The story brought a furious reaction from Stephen Kurtz, a party official backing rival candidate Pete Snyder, who declared that Youngkin has “failed to address the fraud, the lies, and the fact that we don’t know the extent of this abuse of trust.” Youngkin’s campaign, for its part, called this incident “unacceptable,” while Vanguard said, “All of our staff were pulled from the field today to engage in an intensive re-training to ensure nothing like this happens again.” Other Republicans have shared similar stories from canvassers who later admitted they were there on behalf of Youngkin.
● AZ-02: On Friday, state Sen. Kirsten Engel became the first notable candidate to announce she would run to succeed retiring Rep. Ann Kirkpatrick, a fellow Democrat. Engel, who works as an environmental law professor at the University of Arizona, was elected to the state House in 2016 from a Tucson-based seat, and she won a promotion to the upper chamber last year.
The Tucson Weekly‘s Jim Nintzel also mentions Tucson Mayor Regina Romero as a potential Democratic contender, though he also notes that there’s chatter she could take a post in the Biden administration instead. Nintzel additionally name-drops Pima County Supervisor Steve Christy, who is the one Republican on the five-member body, as a possibility. The current version of the 2nd District backed Biden by a tough 55-44, though no one knows how redistricting will play out here.
● PA-07: Technology consulting company owner Kevin Dellicker, who is a veteran of Army and Air national guards, told The Morning Call that he was thinking about seeking the Republican nod to face Democratic Rep. Susan Wild. 2020 nominee Lisa Scheller, who lost to Wild 52-48 as Biden was prevailing by a similar 52-47, also said in January she was eyeing another congressional run.

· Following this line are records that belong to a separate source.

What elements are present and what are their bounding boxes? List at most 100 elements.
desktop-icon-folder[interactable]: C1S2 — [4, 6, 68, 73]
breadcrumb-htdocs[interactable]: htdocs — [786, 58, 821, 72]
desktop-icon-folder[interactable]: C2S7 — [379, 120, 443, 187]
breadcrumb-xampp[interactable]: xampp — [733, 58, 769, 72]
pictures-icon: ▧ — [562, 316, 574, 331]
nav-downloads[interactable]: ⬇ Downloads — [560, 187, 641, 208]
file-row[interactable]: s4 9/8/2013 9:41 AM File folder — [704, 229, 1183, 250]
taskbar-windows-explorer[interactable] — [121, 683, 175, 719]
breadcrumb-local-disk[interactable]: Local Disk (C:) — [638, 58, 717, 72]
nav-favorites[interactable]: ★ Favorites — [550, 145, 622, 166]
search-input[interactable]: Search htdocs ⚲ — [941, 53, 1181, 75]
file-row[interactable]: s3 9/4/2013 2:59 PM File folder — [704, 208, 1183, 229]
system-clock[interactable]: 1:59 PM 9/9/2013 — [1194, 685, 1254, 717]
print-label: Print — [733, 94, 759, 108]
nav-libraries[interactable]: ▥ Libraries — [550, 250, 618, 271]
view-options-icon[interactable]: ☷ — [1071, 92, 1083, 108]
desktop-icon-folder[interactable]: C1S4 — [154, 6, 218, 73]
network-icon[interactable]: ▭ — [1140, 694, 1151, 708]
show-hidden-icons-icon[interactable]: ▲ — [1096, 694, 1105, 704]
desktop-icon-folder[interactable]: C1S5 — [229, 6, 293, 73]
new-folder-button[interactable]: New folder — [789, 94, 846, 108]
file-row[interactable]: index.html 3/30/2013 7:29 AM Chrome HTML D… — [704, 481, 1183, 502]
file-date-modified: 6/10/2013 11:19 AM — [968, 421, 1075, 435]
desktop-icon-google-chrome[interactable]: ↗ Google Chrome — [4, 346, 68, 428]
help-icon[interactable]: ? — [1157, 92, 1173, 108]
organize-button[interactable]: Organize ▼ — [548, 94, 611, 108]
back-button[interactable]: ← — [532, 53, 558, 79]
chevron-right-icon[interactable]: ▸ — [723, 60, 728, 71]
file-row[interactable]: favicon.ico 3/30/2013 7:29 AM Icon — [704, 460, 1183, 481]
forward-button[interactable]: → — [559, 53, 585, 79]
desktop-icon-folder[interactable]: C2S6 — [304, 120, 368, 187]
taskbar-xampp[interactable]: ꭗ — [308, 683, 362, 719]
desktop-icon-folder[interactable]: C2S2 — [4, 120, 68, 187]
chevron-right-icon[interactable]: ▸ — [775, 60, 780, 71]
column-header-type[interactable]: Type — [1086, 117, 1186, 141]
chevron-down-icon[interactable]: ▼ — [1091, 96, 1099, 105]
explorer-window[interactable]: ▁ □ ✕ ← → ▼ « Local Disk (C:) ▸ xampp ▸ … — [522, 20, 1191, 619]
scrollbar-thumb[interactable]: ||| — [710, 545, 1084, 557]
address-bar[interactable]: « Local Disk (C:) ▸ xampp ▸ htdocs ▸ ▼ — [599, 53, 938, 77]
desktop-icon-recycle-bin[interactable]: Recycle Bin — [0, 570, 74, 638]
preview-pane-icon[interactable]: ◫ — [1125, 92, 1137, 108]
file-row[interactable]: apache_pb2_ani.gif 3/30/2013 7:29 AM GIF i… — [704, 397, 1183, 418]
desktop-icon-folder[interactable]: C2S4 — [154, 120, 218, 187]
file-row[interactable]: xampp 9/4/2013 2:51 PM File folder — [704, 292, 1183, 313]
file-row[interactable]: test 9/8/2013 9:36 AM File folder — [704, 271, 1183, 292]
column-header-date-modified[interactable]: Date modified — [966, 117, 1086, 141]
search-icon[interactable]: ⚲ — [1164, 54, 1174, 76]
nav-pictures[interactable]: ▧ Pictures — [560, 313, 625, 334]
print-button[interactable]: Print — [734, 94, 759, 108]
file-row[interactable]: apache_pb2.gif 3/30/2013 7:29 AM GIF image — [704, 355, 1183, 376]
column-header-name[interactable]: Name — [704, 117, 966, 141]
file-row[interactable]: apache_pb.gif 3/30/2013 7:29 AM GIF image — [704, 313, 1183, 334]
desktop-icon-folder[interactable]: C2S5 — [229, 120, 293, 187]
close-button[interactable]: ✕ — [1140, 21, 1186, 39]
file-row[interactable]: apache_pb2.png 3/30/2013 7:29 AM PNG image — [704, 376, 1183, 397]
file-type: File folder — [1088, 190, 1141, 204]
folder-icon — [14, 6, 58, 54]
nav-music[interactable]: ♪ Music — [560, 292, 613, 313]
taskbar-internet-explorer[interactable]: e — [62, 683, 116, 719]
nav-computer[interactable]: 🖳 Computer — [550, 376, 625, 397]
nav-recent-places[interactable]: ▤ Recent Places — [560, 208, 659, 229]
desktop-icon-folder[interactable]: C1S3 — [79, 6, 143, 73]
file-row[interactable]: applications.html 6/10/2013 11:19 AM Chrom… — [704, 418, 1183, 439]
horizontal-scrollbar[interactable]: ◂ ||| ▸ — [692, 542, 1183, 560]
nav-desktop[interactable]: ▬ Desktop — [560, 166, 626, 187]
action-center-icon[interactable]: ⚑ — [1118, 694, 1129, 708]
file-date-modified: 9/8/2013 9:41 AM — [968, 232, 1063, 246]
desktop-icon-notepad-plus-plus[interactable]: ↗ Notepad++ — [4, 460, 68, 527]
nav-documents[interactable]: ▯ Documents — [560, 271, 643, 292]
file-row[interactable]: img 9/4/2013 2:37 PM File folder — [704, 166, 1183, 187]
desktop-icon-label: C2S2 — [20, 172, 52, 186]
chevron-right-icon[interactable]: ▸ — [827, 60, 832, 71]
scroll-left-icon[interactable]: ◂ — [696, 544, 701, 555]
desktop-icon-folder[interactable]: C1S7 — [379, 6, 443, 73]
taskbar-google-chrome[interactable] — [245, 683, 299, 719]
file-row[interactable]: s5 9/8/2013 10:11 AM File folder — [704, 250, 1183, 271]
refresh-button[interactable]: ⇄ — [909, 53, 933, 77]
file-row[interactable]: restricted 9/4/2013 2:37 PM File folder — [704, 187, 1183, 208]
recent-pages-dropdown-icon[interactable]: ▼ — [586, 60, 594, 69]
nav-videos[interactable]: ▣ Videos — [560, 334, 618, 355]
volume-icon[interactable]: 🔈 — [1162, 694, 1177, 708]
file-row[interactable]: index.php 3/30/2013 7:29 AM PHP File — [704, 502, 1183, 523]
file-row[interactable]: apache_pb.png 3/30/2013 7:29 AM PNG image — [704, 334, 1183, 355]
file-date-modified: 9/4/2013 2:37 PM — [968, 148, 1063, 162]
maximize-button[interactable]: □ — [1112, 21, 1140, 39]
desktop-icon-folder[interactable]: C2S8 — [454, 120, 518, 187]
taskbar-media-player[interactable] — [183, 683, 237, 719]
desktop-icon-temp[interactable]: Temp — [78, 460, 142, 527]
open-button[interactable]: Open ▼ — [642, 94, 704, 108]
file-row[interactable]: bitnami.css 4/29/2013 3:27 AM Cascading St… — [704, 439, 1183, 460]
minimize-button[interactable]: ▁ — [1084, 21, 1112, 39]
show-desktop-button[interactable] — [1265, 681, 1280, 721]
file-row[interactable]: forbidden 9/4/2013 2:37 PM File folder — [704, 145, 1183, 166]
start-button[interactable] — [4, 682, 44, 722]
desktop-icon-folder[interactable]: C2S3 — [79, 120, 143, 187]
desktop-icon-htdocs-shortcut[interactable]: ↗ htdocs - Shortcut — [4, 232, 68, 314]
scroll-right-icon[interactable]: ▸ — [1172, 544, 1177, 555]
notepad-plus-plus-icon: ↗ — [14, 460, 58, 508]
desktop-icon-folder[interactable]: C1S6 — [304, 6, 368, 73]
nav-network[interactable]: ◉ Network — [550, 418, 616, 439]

● St. Louis, MO Mayor: EMILY’s List has endorsed city Treasurer Tishaura Jones in the April 6 general election. Jones faces Alderman Cara Spencer, a fellow Democrat, in the officially nonpartisan race.
Nelson represented Florida’s Space Coast in the House when he served aboard Space Shuttle Columbia in 1986. He would explain that he began to get ready for a possible mission when NASA announced that it would start to allow non-professionals into space in the 1980s. Nelson wrote in his 1988 book about his experience, “If I was going to speak about the space program accurately in Congress, I wanted to feel what the astronauts felt.”
Nelson trained with Utah Sen. Jake Garn, a Republican who, like Nelson, served as a chairman of a subcommittee that oversaw NASA’s budget. Nelson recounted of the experience:
I started a regimen of physical conditioning that included running at least four miles every day, plus workouts in the gym. … In an Air Force F-16 jet, flying over the bombing test range in south Florida, I asked the pilot to pull the max Gs. For fifteen seconds in a left turn, we pulled nine times gravity. The pressure was so intense that my oxygen mask was sagging off my face.
Garn went up in Discovery in 1985, which made him the first sitting member of Congress to go into space. Nelson went into orbit as a payload specialist aboard Columbia several months later in January of 1986, a mission that ended 10 days before the fatal Challenger explosion. Nelson said months before his launch, “Do I want to be an astronaut? No. I want to be a congressman.”